The third part is devoted to how this knowledge was put into practice by early modern Welsh people in caring for the sick. Withey here deals with the performative aspect of illness in adopting a sick ‘role’, of which the growing culture of epsitolarity played an important part. As there were no Welsh hospitals until the nineteenth century, family members were for most people their first nurses. It is argued that this made illness a household event, which had greater social import through correspondence. Building on recent work by Elaine Leong and others, Physick and the Family suggests that, although nursing and healthcare were often seen as the special role of women, men often played an active role in domestic medicine, evidenced in the large number of male-owned and penned remedy books which survive.
One difficulty with the book is the fact that the volume of surviving Welsh sources pales in comparison to the wealth of English sources documenting early modern medicine, a fact which Alun Withey freely acknowledges. A particular challenge appears to be uncovering the minutiae of physicians’ practices, something which has no doubt contributed to the characterisation of early modern Wales as the domain of lay healers and cunning folk.

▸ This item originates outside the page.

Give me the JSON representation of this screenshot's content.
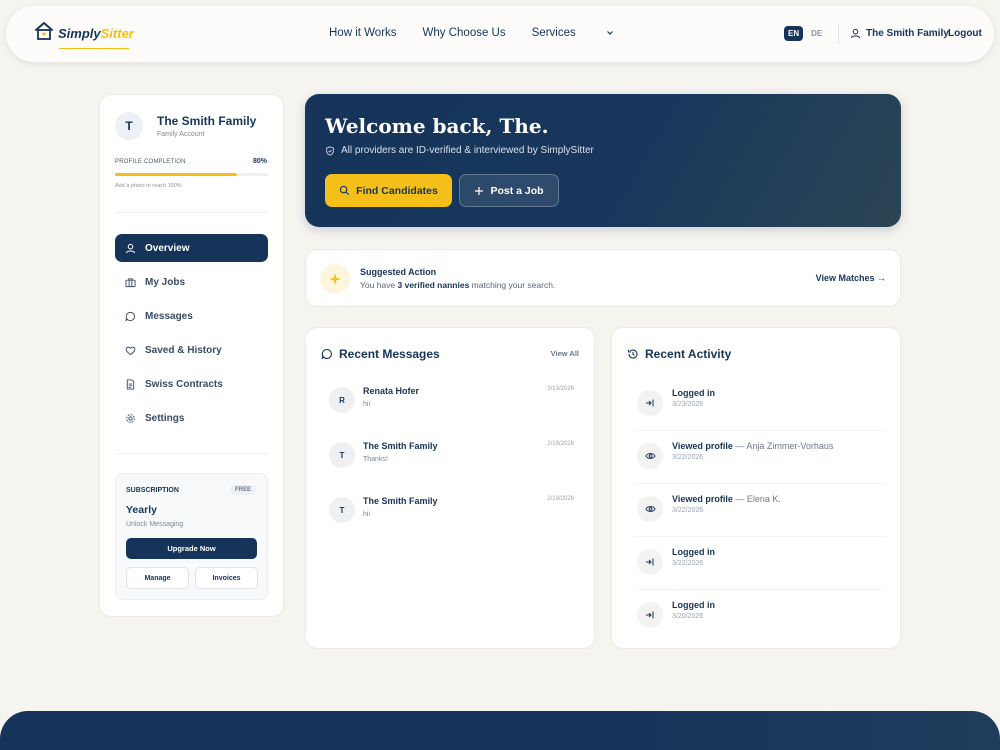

The historiographical questions that plague the historian of English domestic medical practices in the sixteenth, seventeenth and eighteenth centuries – whether individuals actually read the vernacular medical texts which flourished as a genre – is here overcome by an analysis of the mechanisms of oral and social communication. Rather than an insurmountable problem, Withey uses the relative lack of published Welsh vernacular material to instead focus on referral networks and this makes Wales an ideal case study for showing the potential power of the ‘trickle down’ effect of medical information and knowledge.
With an emphasis on the diversity of the early modern Welsh population, Physick and the Family will be very important reading to historians of early modern Wales. However, it should also be useful to historians of early modern medicine more generally. Withey’s particular interest in the role of families and neighbours in caring for sick individuals taps into more recent work on familial-dictated domestic medicine in England. Alun Withey delivers on his three aims: to provide a reappraisal of Welsh medical history, to contribute to the wider social history of Wales and to finally place Wales in the context of early modern British and European history of medicine more generally. This latter point is perhaps the most significant contribution of the book, one that Withey hopes will lead to greater integration between Welsh and British histories. One senses that Physick and the Family will most certainly not be the end of the dialogue as more and more Welsh sources are examined for what they reveal about British domestic healthcare across the board.